In order to show individuals that you care, he encourages people to follow up and check in on them. “It’s important to have an open mind because we might not understand what someone is going through and that does not mean that it is not real or valid to them. We want to appreciate when someone is sharing with us because it’s a hard step to ask for help.”

Hinders said all faculty, staff and students should undergo mental health first aid training or any other form of mental health intervention training. 

These evidence-based programs equip individuals with the skills to identify mental health issues and respond to them effectively. Such training opportunities are available at Amarillo College, ensuring that members of the college community are equipped to address mental health challenges competently.

“When we talk about it out loud it doesn’t spread,” Alyssa Duncan, AC behavioral counselor, said. “People have this idea that if you’re depressed and you talk about your depression out loud you are spreading it. But all we’re doing is bringing it out to the light. Things get worse when we are silent about it. And we want any help getting better. Connection, community and communications is what helps that. The hard part about that, is that when we are struggling with our mental health in our brain, the first thing that starts to go is that connection and communication.”

Ducan said that many of her clients have told her in the past that they “didn’t know we could do some of the things that we could do, they didn’t know we could do trauma therapy, they didn’t know we could do things like that because when you think college counseling center, you don’t think intensive trauma therapy.” 

The AC Counseling Center offers many unique evidence-based methods of counseling ranging from trauma therapy to eye movement desensitization reprocessing counseling. 

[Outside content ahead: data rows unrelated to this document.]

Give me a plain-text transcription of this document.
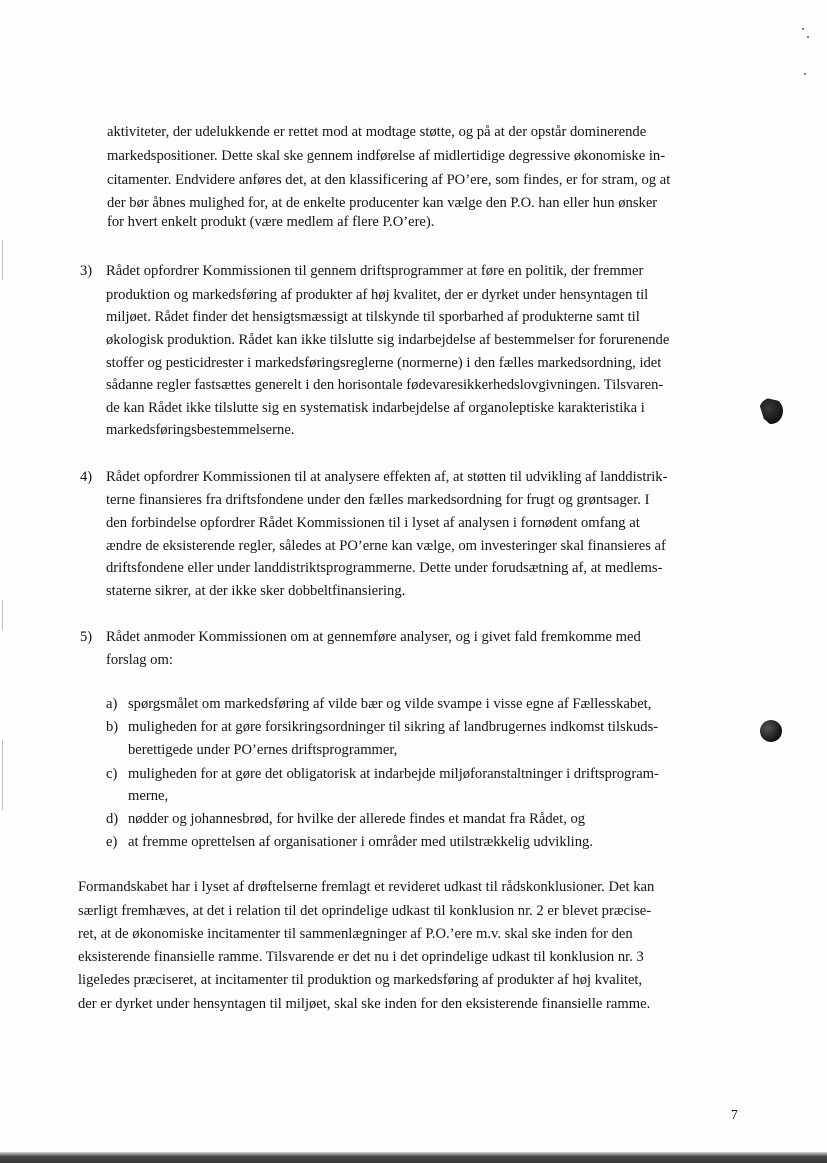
aktiviteter, der udelukkende er rettet mod at modtage støtte, og på at der opstår dominerende
markedspositioner. Dette skal ske gennem indførelse af midlertidige degressive økonomiske in-
citamenter. Endvidere anføres det, at den klassificering af PO’ere, som findes, er for stram, og at
der bør åbnes mulighed for, at de enkelte producenter kan vælge den P.O. han eller hun ønsker
for hvert enkelt produkt (være medlem af flere P.O’ere).
3) Rådet opfordrer Kommissionen til gennem driftsprogrammer at føre en politik, der fremmer
produktion og markedsføring af produkter af høj kvalitet, der er dyrket under hensyntagen til
miljøet. Rådet finder det hensigtsmæssigt at tilskynde til sporbarhed af produkterne samt til
økologisk produktion. Rådet kan ikke tilslutte sig indarbejdelse af bestemmelser for forurenende
stoffer og pesticidrester i markedsføringsreglerne (normerne) i den fælles markedsordning, idet
sådanne regler fastsættes generelt i den horisontale fødevaresikkerhedslovgivningen. Tilsvaren-
de kan Rådet ikke tilslutte sig en systematisk indarbejdelse af organoleptiske karakteristika i
markedsføringsbestemmelserne.
4) Rådet opfordrer Kommissionen til at analysere effekten af, at støtten til udvikling af landdistrik-
terne finansieres fra driftsfondene under den fælles markedsordning for frugt og grøntsager. I
den forbindelse opfordrer Rådet Kommissionen til i lyset af analysen i fornødent omfang at
ændre de eksisterende regler, således at PO’erne kan vælge, om investeringer skal finansieres af
driftsfondene eller under landdistriktsprogrammerne. Dette under forudsætning af, at medlems-
staterne sikrer, at der ikke sker dobbeltfinansiering.
5) Rådet anmoder Kommissionen om at gennemføre analyser, og i givet fald fremkomme med
forslag om:
a) spørgsmålet om markedsføring af vilde bær og vilde svampe i visse egne af Fællesskabet,
b) muligheden for at gøre forsikringsordninger til sikring af landbrugernes indkomst tilskuds-
berettigede under PO’ernes driftsprogrammer,
c) muligheden for at gøre det obligatorisk at indarbejde miljøforanstaltninger i driftsprogram-
merne,
d) nødder og johannesbrød, for hvilke der allerede findes et mandat fra Rådet, og
e) at fremme oprettelsen af organisationer i områder med utilstrækkelig udvikling.
Formandskabet har i lyset af drøftelserne fremlagt et revideret udkast til rådskonklusioner. Det kan
særligt fremhæves, at det i relation til det oprindelige udkast til konklusion nr. 2 er blevet præcise-
ret, at de økonomiske incitamenter til sammenlægninger af P.O.’ere m.v. skal ske inden for den
eksisterende finansielle ramme. Tilsvarende er det nu i det oprindelige udkast til konklusion nr. 3
ligeledes præciseret, at incitamenter til produktion og markedsføring af produkter af høj kvalitet,
der er dyrket under hensyntagen til miljøet, skal ske inden for den eksisterende finansielle ramme.
7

“I go there because it’s lovely how kind, compassionate, and understanding they are,” Alejandra Garcia, a graphic design major, said. “I’ve been to multiple therapists, and I’ve felt the most welcome and can definitely see more improvement than at other counseling centers.”

Suffering often happens in silence, but the AC Counseling Center recognizes that no one should have to go through these challenges alone. 

Duncan said that it is important to begin the steps forward in destigmatizing mental health and work toward educating the general public about the changes they can make to assist the Badger community.

“Through therapy, watching them grow and change, and access a life they couldn’t even dream about, is so beautiful,” Ducan said. 

“I primarily believe that everything can be restored and repaired, so watching people have that in their lives is so cool. I feel honored to be a part of this process with people and watch things happen in this room that can’t happen anywhere else.”

The Active Minds group, a peer support initiative set to begin in the upcoming fall semester, is actively seeking recruits. This group, which is being supported by the AC Counseling Center, offers a platform for students to connect with peers, combat stigma surrounding mental health, offer resource education and champion mental health advocacy within the community.